The humanoid industry spent two years raising private money at a record pace. In the middle of July 2026 it started reaching for the public kind. Unitree Robotics won approval for a roughly $618 million IPO on Shanghai's STAR Market; Agility Robotics agreed to go public through a $2.5 billion SPAC merger; and LimX Dynamics closed nearly $200 million in pre-IPO financing on July 15. CNBC reported the same week that, among Chinese humanoid startups, "listing is a must." Three deals in three formats, one direction of travel.

Venture capital funds the question "does the robot work?" Public markets fund the question "does the business?" The sector just moved from the first to the second. — EW analysis

Why the exit door is opening now

The pull is manufacturing. Building humanoids at the volumes these companies now promise — thousands of units a month — is a capital-hungry, low-margin industrial slog, and it needs deeper, more liquid funding than even the largest private rounds provide. A listing supplies that, plus a currency (public stock) for acquisitions and for retaining engineers. It also gives the venture and strategic investors who wrote the early cheques a way out.

Geography shapes the format. In China, a receptive STAR Market and explicit state support make a domestic listing the natural next step, which is why Unitree's approval drew such attention and why LimX is labeling its round "pre-IPO." In the U.S., where a traditional IPO for a pre-profit hardware company is a harder sell, Agility chose a SPAC — faster to close, but a structure that has burned public investors before. Notably, Agility's leadership has paired the listing with candor rather than hype, declining to promise a robot in every home; that framing is itself a signal that going public forces a more disciplined story.

The new scoreboard

Listing changes what counts. Private valuations rest on narrative and the last investor's mark; public ones rest on filings. Once these companies trade, the market will price them on disclosed revenue, gross margin, order backlog and units actually deployed and paid for — the metrics demo reels are designed to skip. That discipline cuts both ways. It could reward the makers with real industrial traction and expose the ones whose valuations ran ahead of their shipments, and the first few quarters of humanoid earnings reports will do more to sort the field than any product launch.

Key Facts

  • Unitree Robotics: approved for a ~$618M IPO on Shanghai's STAR Market
  • Agility Robotics: going public via a $2.5B SPAC merger
  • LimX Dynamics: nearly $200M pre-IPO round closed July 15, 2026
  • CNBC (July 13): Chinese humanoid startups broadly rushing to list
  • Driver: capital for manufacturing scale-up plus a path to exit for early backers

Why it matters

An IPO wave is a maturity signal and a stress test at once. It says investors believe humanoids are a real industry worth public-market capital; it also means the sector is about to be graded in public, on numbers, every quarter. The companies that welcome that scrutiny are telling you something — and so are the ones that rush to list before their order books can survive it.

Frequently Asked

Which humanoid companies are going public?

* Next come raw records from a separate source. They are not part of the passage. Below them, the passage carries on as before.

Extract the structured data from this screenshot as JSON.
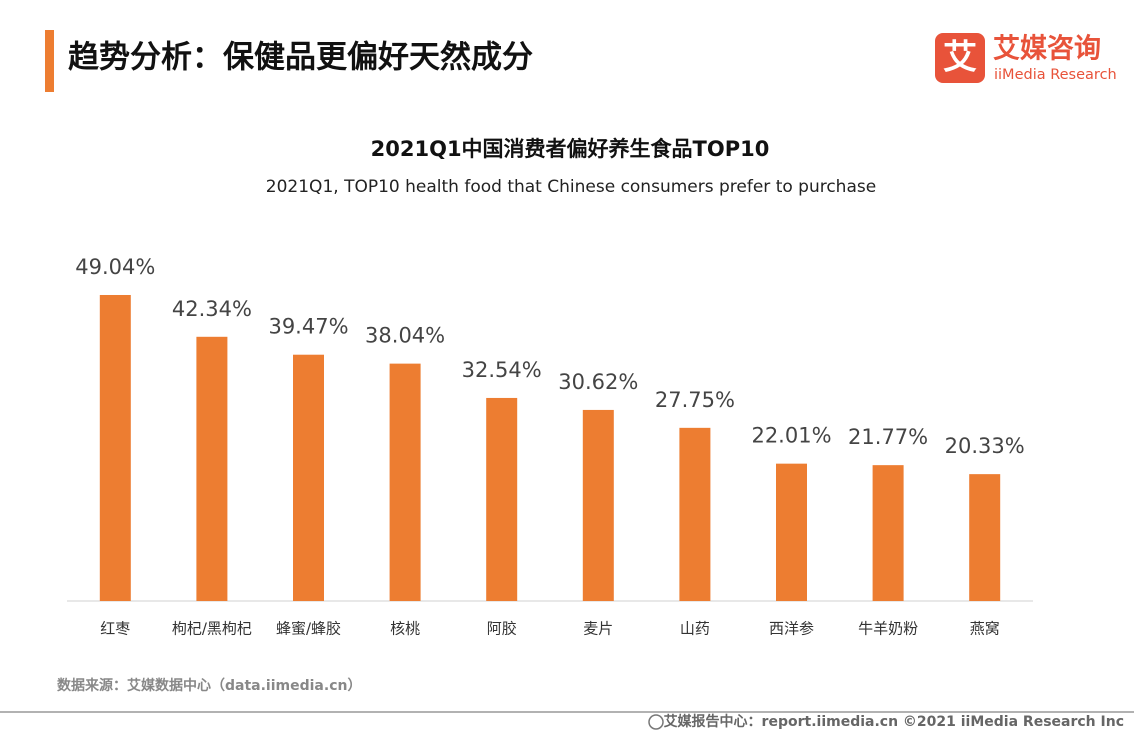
{
  "header": {
    "title": "趋势分析：保健品更偏好天然成分",
    "logo_mark": "艾",
    "logo_name": "艾媒咨询",
    "logo_sub": "iiMedia Research"
  },
  "chart_data": {
    "type": "bar",
    "title": "2021Q1中国消费者偏好养生食品TOP10",
    "subtitle": "2021Q1, TOP10  health food that Chinese consumers prefer to purchase",
    "categories": [
      "红枣",
      "枸杞/黑枸杞",
      "蜂蜜/蜂胶",
      "核桃",
      "阿胶",
      "麦片",
      "山药",
      "西洋参",
      "牛羊奶粉",
      "燕窝"
    ],
    "values": [
      49.04,
      42.34,
      39.47,
      38.04,
      32.54,
      30.62,
      27.75,
      22.01,
      21.77,
      20.33
    ],
    "value_labels": [
      "49.04%",
      "42.34%",
      "39.47%",
      "38.04%",
      "32.54%",
      "30.62%",
      "27.75%",
      "22.01%",
      "21.77%",
      "20.33%"
    ],
    "color": "#ed7d31"
  },
  "source": "数据来源：艾媒数据中心（data.iimedia.cn）",
  "footer": "艾媒报告中心：report.iimedia.cn  ©2021  iiMedia Research  Inc"
}
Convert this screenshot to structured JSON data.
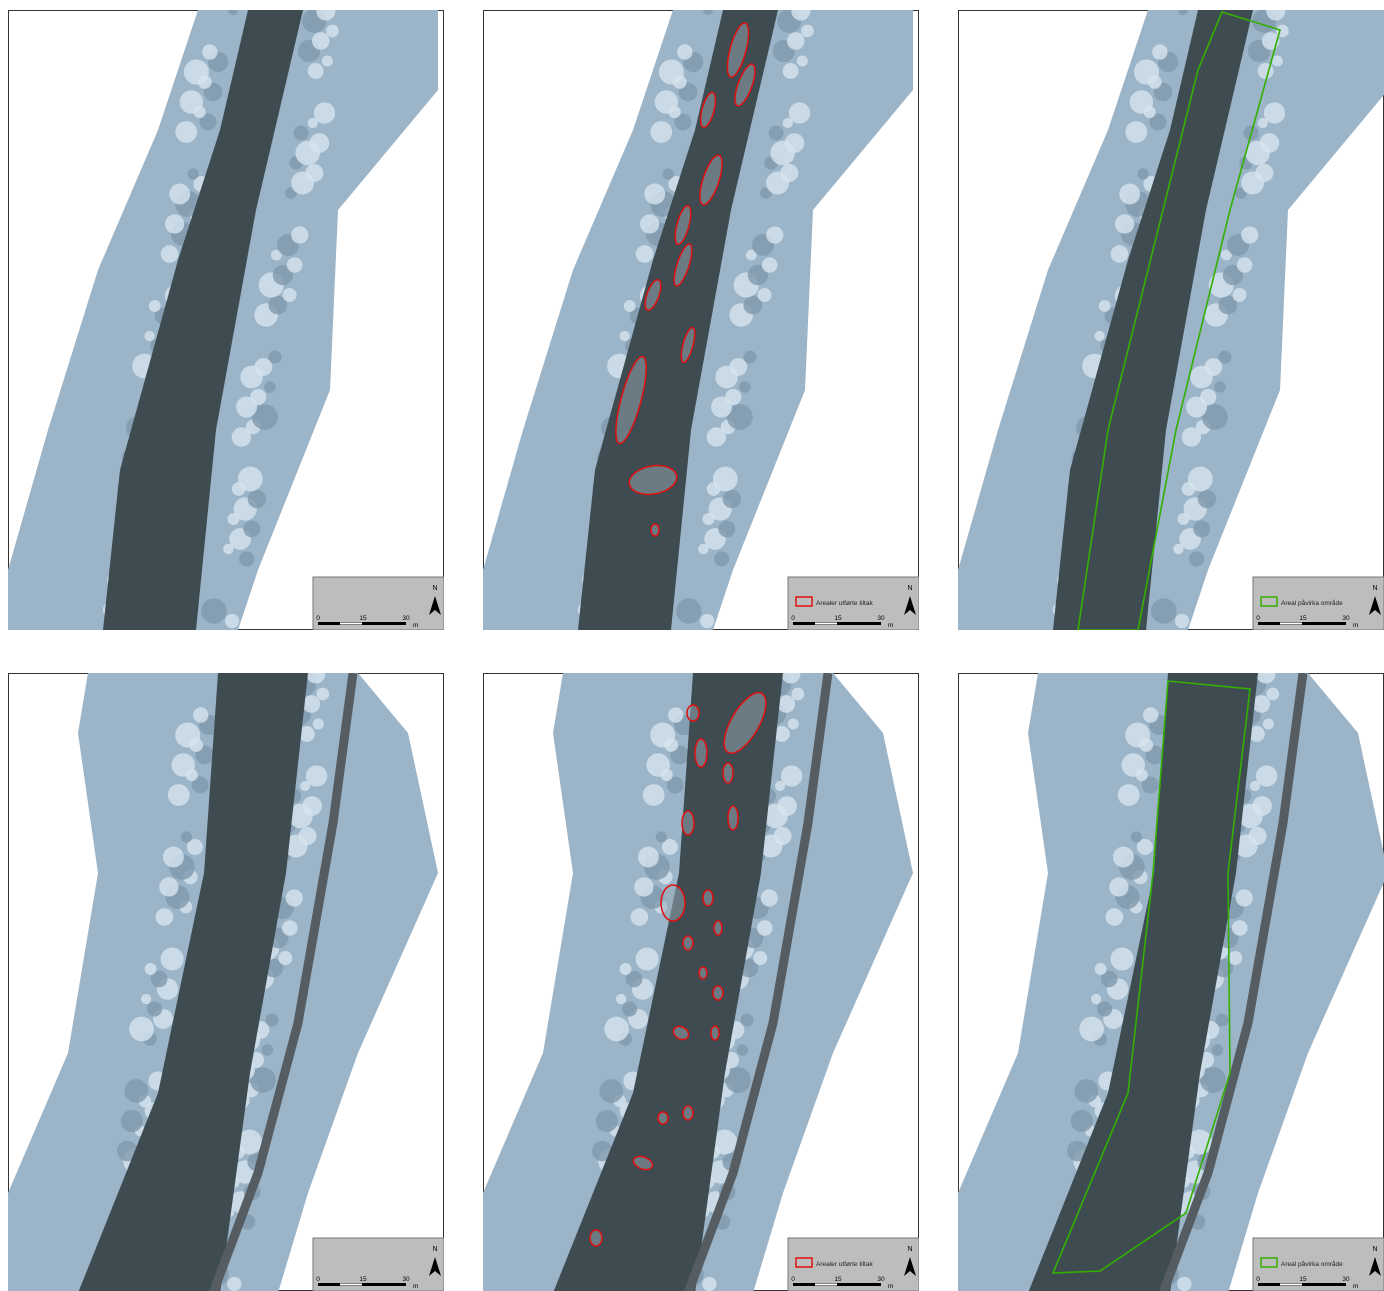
{
  "panels": [
    {
      "kind": "plain",
      "row": "top",
      "north": "N",
      "scale": {
        "labels": [
          "0",
          "15",
          "30"
        ],
        "unit": "m"
      }
    },
    {
      "kind": "red",
      "row": "top",
      "legend": "Arealer utførte tiltak",
      "north": "N",
      "scale": {
        "labels": [
          "0",
          "15",
          "30"
        ],
        "unit": "m"
      }
    },
    {
      "kind": "green",
      "row": "top",
      "legend": "Areal påvirka område",
      "north": "N",
      "scale": {
        "labels": [
          "0",
          "15",
          "30"
        ],
        "unit": "m"
      }
    },
    {
      "kind": "plain",
      "row": "bottom",
      "north": "N",
      "scale": {
        "labels": [
          "0",
          "15",
          "30"
        ],
        "unit": "m"
      }
    },
    {
      "kind": "red",
      "row": "bottom",
      "legend": "Arealer utførte tiltak",
      "north": "N",
      "scale": {
        "labels": [
          "0",
          "15",
          "30"
        ],
        "unit": "m"
      }
    },
    {
      "kind": "green",
      "row": "bottom",
      "legend": "Areal påvirka område",
      "north": "N",
      "scale": {
        "labels": [
          "0",
          "15",
          "30"
        ],
        "unit": "m"
      }
    }
  ]
}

Unitree (a ~$618M Shanghai STAR Market IPO), Agility Robotics (a $2.5B SPAC merger) and LimX Dynamics (a ~$200M pre-IPO round), all within weeks in mid-2026, with CNBC reporting a broader rush among Chinese startups.

Why list now?

To fund capital-intensive manufacturing scale-up with deeper, more liquid capital, and to give early investors an exit. China's STAR Market and state support make domestic listings viable.

What changes once they're public?

Pricing shifts from private narrative to disclosed revenue, margins, backlog and deployed units — proving the business, not just the robot.